Tradycyjnym dodatkiem do barszczu wigilijnego są uszka (przepis poniżej). Na osobę liczymy 6 - 8 uszek. Ugotowane uszka wkładamy do wazy i zalewamy gorącym barszczem.

Uszka do barszczu wigilijnego

Ciasto: 15 dkg maki zagniatamy z całym jajkiem z dodatkiem szczypty soli. Doskonale wyrobione ciasto rozwałkowujemy cienko i krajemy na stolnicy na małe kwadraty (4,4 cm lub mniejsze). Na każdym kwadracie kładziemy nieco farszu, składamy kwadrat po przekątnej, dokładnie zlepiamy brzegi a następnie dwa przeciwległe rogi trójkątnego pierożka. Uszka wrzucamy do osolonego wrzątku. Gdy wypłyną - są gotowe.

Farsz: Ugotowane grzyby, z których wywar dodaliśmy do barszczu, siekamy bardzo drobno, przesmażamy na maśle z małą, drobniutko posiekaną cebulą, po czym łączymy dokładnie z 1 łyżką bułki tartej i z całym surowym jajem. Farsz solimy i pieprzymy do smaku.

Wigilijna zupa grzybowa

10 dkg suszonych grzybów zalewamy 2 l letniej wody i gotujemy na małym ogniu pod przykryciem. Gdy grzyby zmiękną, dodajemy sporo jarzyn bez kapusty (seler, marchewka, pietruszka, cebula), pieprz, ziele angielskie, lisc laurowy i gotujemy jeszcze przez 25 - 30 minut. Do klarownej, przelanej przez geste sitko zupy, posolonej do smaku dodajemy ugotowane i pokrajane w cienkie paseczki grzybki i oddzielnie ugotowane łazanki. Przed podaniem można zabielić śmietaną.

 

Karp po polsku w szarym sosie.

Jest to słynny, staropolski przysmak wigilijny. Istnieje kilka wersji tej potrawy - tu przytoczona jest najbardziej charakterystyczna dla kuchni staropolskiej. Choć jest to potrawa dość pracochłonna warto na Święta jej spróbować.

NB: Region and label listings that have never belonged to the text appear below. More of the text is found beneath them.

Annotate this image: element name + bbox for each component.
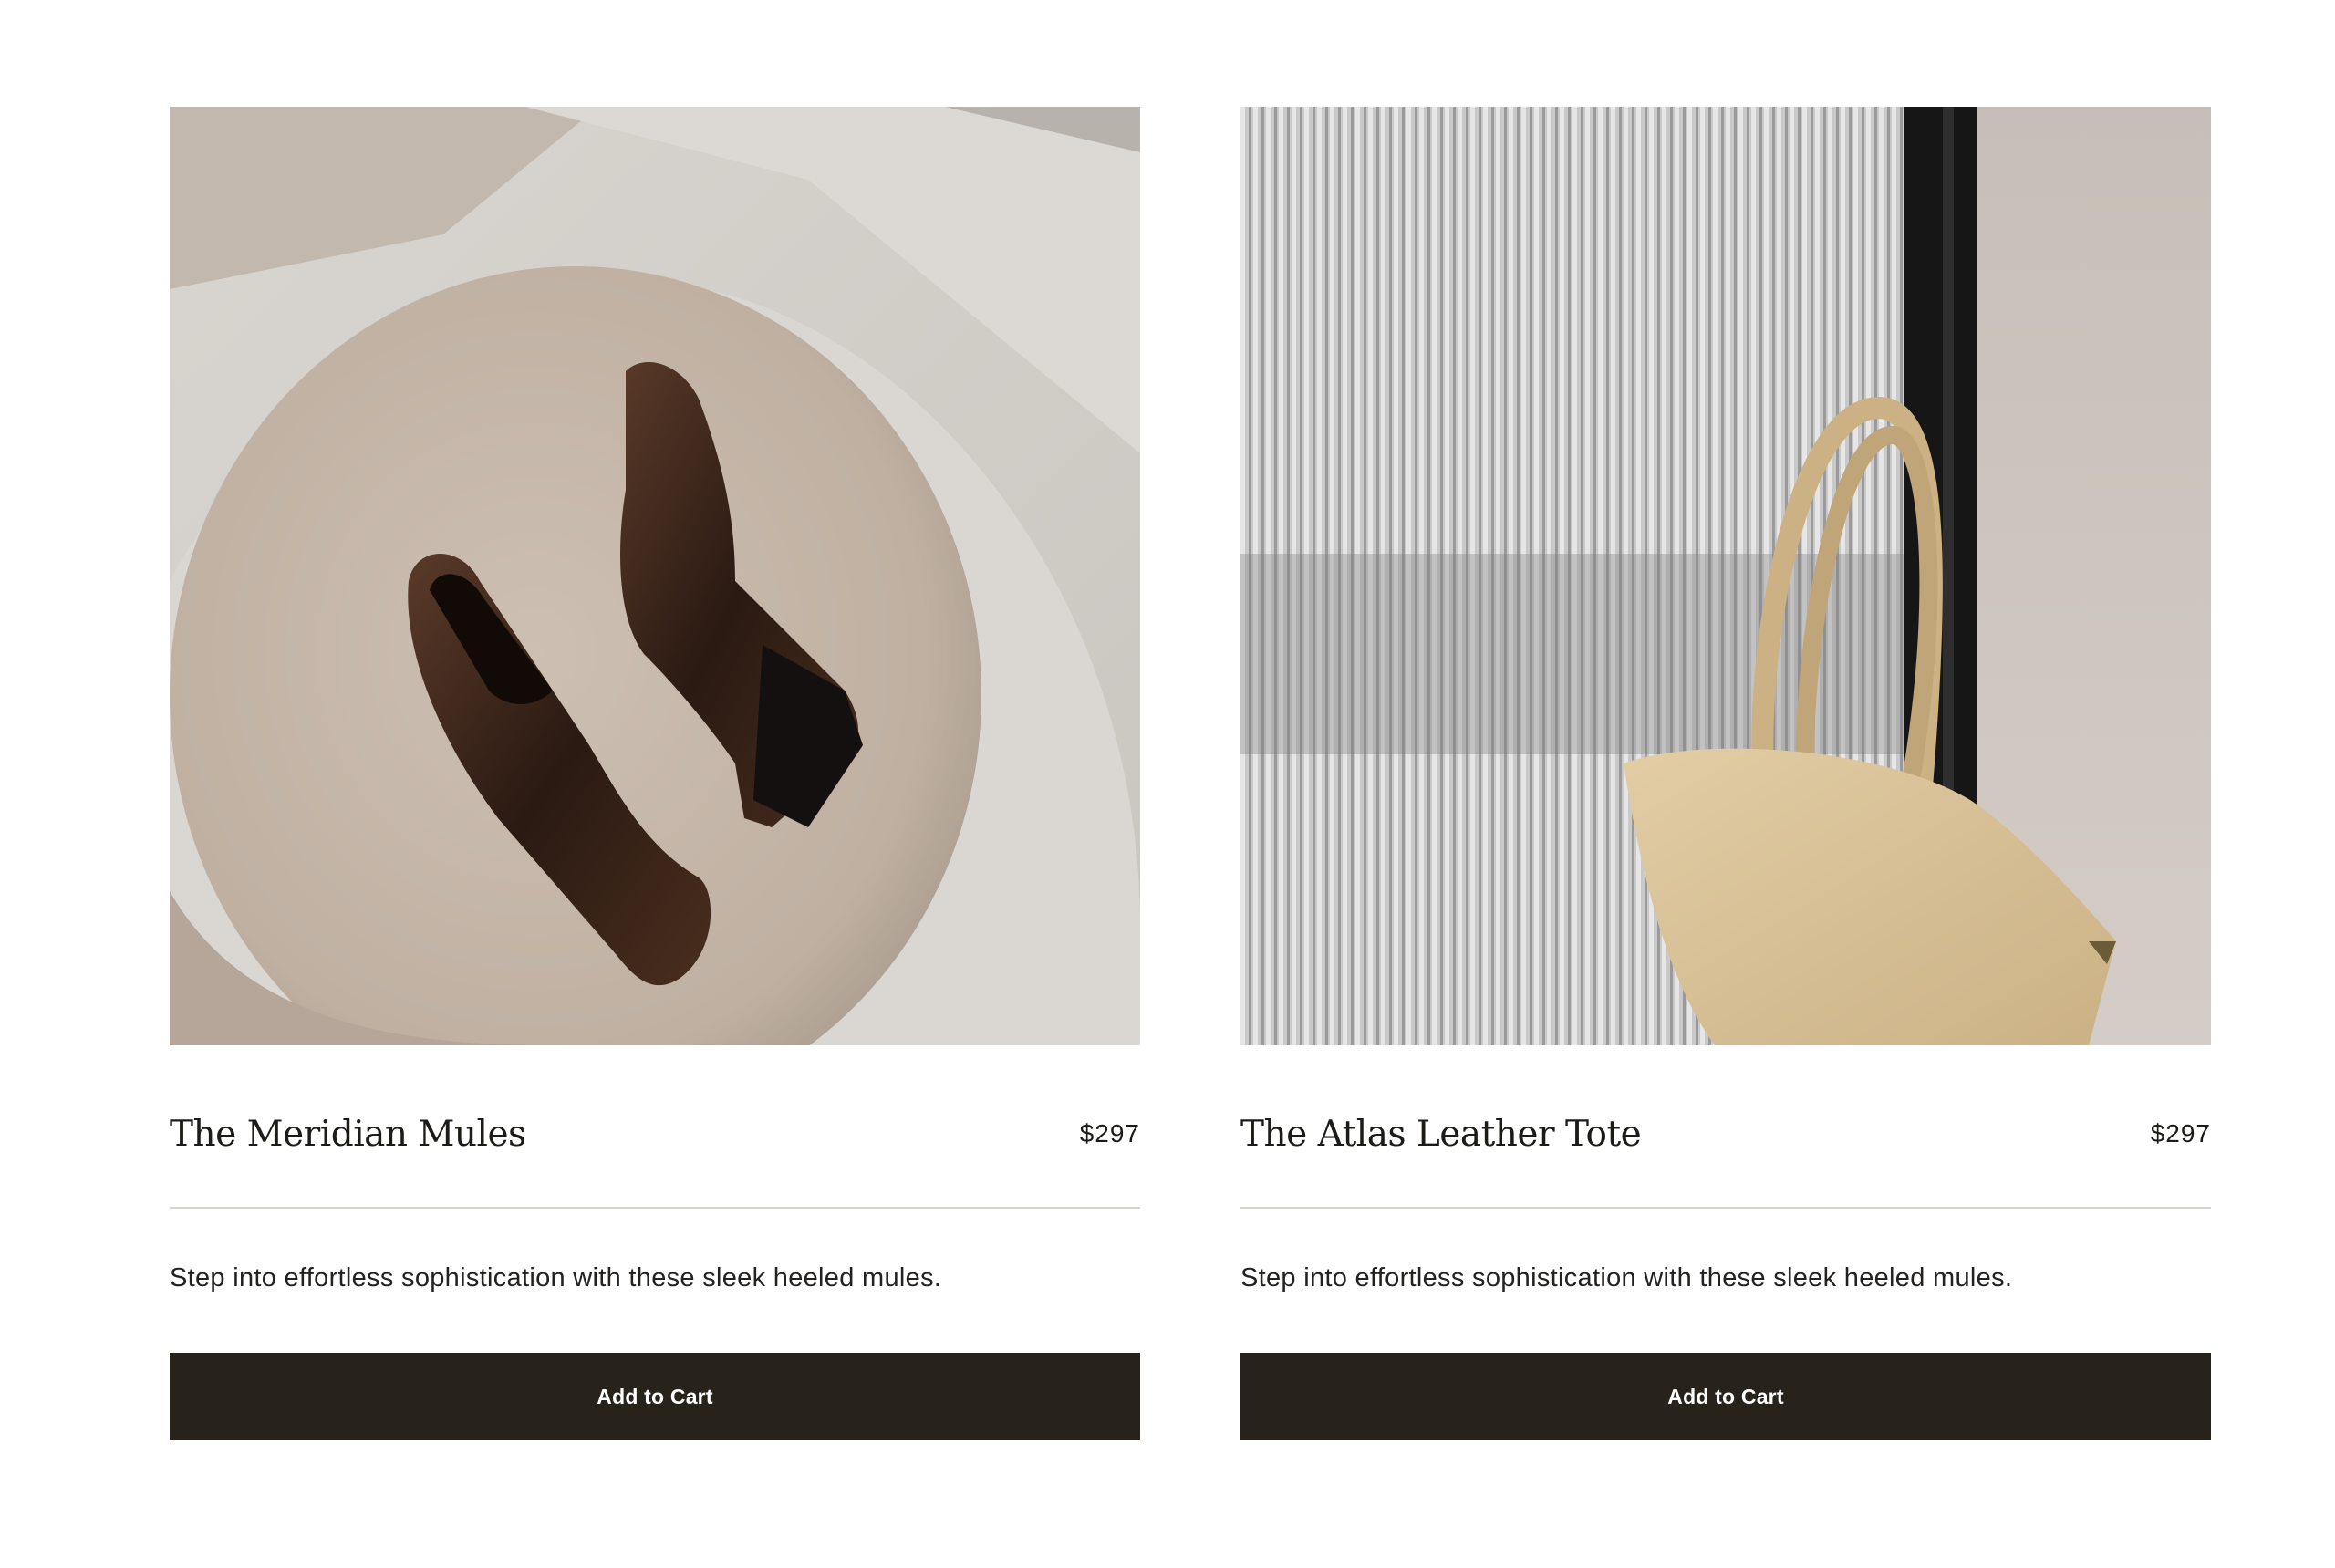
product-description: Step into effortless sophistication with… — [170, 1263, 942, 1293]
divider — [170, 1207, 1140, 1209]
product-card: The Meridian Mules $297 Step into effort… — [170, 107, 1140, 1440]
add-to-cart-button[interactable]: Add to Cart — [1240, 1353, 2211, 1440]
product-grid: The Meridian Mules $297 Step into effort… — [170, 107, 2211, 1440]
product-title-row: The Meridian Mules $297 — [170, 1108, 1140, 1159]
divider — [1240, 1207, 2211, 1209]
product-price: $297 — [2150, 1119, 2211, 1147]
product-image-tote[interactable] — [1240, 107, 2211, 1045]
add-to-cart-button[interactable]: Add to Cart — [170, 1353, 1140, 1440]
product-description: Step into effortless sophistication with… — [1240, 1263, 2013, 1293]
product-card: The Atlas Leather Tote $297 Step into ef… — [1240, 107, 2211, 1440]
product-title[interactable]: The Atlas Leather Tote — [1240, 1114, 1642, 1155]
product-price: $297 — [1079, 1119, 1140, 1147]
product-title[interactable]: The Meridian Mules — [170, 1114, 526, 1155]
product-title-row: The Atlas Leather Tote $297 — [1240, 1108, 2211, 1159]
product-image-mules[interactable] — [170, 107, 1140, 1045]
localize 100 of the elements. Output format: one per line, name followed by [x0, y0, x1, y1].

Pięknego karpia wagi około 1 kg oczyszczamy, krajemy poprzecznie na porcje i po nasoleniu pozostawiamy w chłodnym miejscu przez 20 minut. Jezeli ryba byla żywa, należy zebraćc krew do filiżanki do której wcisnęliśmy uprzdenio sok z 1/2 cytryny.

Następnie wkładamy rybę do płaskiego rondla i zalewamy wywarem (1/2 l) z 1 średniego pokrajanego w paseczki selera, dużej cebuli, 1 kieliszka czerwonego wina, kawałeczka obranej skórki cytrynowej, kilku ziarenek pieprzu, 1/3 łyżeczki zmielonego imbiru i soku z 1/2 cytryny. Ugotowaną rybę przekładamy ostrożnie na ogrzany półmisek i trzymamy w cieple. Wywar przecieramy przez gęste sito metalowe, dodajemy krew z karpia jeśli ją mamy, szklankę ciemnego piwa, 2 - 3 kostki cukru, łyżkę powideł ze śliwek, 5 dkg ususzonego i utartego piernika (upieczonego na miodzie), 5 dkg obranych i posiekanych migdałów, 5 dkg rodzynek oraz czubatą łyżkę masła. Sos ten gotujemy na małym ogniu przez 10 - 15 minut a gdy nieco ostygnie, sprawdzamy jego smak i polewamy nim rybę ułożoną na półmisku.

Dla osób, ktorym poprzedni przepis wydał sie zbyt skomplikowany, inna, też tradycyjna potrawa, którą jest:

Sandacz z wody po staropolsku

Sandacz z wody jest polską tradycyjną potrawą wigilijną i jeśli podajemy dwa dania rybne, pierwszym powinien być sandacz.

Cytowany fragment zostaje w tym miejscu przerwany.